Mika not only wrote Origin, but also became the showrunner, meaning she had complete creative control – even though she had no prior experience. YouTube, who funded the series, didn’t care and took the risk.
“Nothing can really prepare you for being a showrunner.”
Soon after her show was greenlit, Mika found herself on set, where she not only had to be the lead writer but play many other roles as well. “Nothing can really prepare you for being a showrunner,” Mika said. “It’s one thing to be a writer or director, but showrunner means you are writing, you are on set with the director, you are talking to the actors, you are choosing costumes and music across the edit. It’s really working 24/7 for 5-6 months.”
Mika describes herself as a control freak, which in this case, happened to make her job much easier. Fortunately for her, her previous employer Left Bank made the series, so she was not working with a team of strangers.
But even in an ideal situation like this, there is such a high volume of work that lands on the creator or showrunner’s shoulders that it can be extremely challenging at times. “There were points where I felt so overworked, and like I was being pulled in so many directions, that I just needed to be alone,” Mika said.
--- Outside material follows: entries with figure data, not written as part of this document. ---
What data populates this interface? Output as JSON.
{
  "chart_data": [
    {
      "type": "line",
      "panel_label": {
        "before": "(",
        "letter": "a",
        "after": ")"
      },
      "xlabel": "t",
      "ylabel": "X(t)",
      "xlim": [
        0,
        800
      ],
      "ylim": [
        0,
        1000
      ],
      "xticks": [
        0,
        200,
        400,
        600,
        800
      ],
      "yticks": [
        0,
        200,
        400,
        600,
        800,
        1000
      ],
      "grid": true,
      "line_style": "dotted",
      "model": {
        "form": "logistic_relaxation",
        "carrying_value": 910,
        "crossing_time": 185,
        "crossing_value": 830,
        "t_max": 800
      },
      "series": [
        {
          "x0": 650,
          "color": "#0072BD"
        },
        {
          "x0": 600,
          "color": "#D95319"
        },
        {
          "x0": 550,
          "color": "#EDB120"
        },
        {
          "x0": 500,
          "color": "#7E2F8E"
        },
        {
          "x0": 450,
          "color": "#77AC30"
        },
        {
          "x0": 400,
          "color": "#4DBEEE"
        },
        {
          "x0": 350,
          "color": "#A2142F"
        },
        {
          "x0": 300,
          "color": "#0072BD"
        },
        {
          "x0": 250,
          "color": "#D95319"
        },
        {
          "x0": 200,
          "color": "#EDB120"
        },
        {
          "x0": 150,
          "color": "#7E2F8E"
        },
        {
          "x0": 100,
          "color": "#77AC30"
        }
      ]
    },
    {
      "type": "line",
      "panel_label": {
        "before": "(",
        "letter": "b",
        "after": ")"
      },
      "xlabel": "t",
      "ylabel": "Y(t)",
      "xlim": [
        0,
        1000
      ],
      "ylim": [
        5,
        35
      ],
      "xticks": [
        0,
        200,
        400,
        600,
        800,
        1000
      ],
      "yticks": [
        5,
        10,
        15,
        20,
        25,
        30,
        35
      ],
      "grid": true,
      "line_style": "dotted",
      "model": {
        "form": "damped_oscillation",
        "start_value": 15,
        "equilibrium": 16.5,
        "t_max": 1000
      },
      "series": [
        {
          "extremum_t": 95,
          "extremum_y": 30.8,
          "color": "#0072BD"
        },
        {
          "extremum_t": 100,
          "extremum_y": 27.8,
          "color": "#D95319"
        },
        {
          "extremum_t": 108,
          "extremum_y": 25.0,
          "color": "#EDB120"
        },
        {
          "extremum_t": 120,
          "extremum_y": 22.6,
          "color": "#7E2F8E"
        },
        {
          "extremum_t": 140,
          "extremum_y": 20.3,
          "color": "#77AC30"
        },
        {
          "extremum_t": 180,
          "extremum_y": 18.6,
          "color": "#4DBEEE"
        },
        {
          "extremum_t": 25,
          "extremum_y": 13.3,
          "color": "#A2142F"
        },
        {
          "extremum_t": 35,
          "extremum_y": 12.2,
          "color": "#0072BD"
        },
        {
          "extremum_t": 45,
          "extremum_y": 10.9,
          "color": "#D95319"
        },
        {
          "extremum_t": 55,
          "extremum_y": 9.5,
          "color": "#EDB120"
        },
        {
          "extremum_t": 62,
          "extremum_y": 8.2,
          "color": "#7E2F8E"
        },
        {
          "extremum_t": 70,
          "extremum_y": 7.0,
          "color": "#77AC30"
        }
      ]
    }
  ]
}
Keeping focus is difficult when you are distracted every minute, so her response was to just not tell anyone where she was at times, and go to a quiet room where she could write . “I definitely felt like my brain was so full at times, I couldn’t remember anything. When someone said ‘we have meeting tomorrow’ and I was like ‘ok, sure,’ I’d then forget immediately.”
“I have never been that tired in my whole life.”
The schedule for Origin was demanding, and involved double banking, meaning that they were filming two units at the same time. As each unit was filming two episodes at once, this meant that there were times where four episodes were being shot concurrently.
This expedited shooting schedule nearly exhausted Mika. She would need to be in multiple shooting locations at any one time, while also trying to redraft the scripts for the next block. “I have never been that tired in my life,” recalls Mika. “We were in Cape Town during the drought, where there was a lot of sickness going around. I got sick twice, and I had to go to the hospital. I was really, really, really ill.”
Being away from family and friends, especially when ill, was challenging for Mika. “One of the most difficult things for anyone working on a shoot is that you kind of lose sense of reality because you are out there in a bubble,” Mika said. “And you are with all the same people all day, who were mostly strangers before, but they kind of become your family because you don’t have anyone else there. So I think it’s hard to go from normal life to [film shooting life] and then back to normal life again.”
With great responsibilities sometimes comes great rewards.
A benefit of being the showrunner was that she got to choose a large proportion of her “work family” . “The key hires ended up being my decision, and with the cast I got everyone I wanted,” said Mika. These included Tom Felton, who played Draco Malfoy in Harry Potter. “Tom just auditioned, and I was like ‘oh my God, he is great,’” Mika said.
Mika’s story is a perfect example of how years of hard work and commitment can build up enough confidence and focus to pounce on an opportunity when it arises. She has shown the world that you don’t need to be born into the film industry, or have any previous connections, to make history in it. It just takes a lot of practice, commitment, and courage.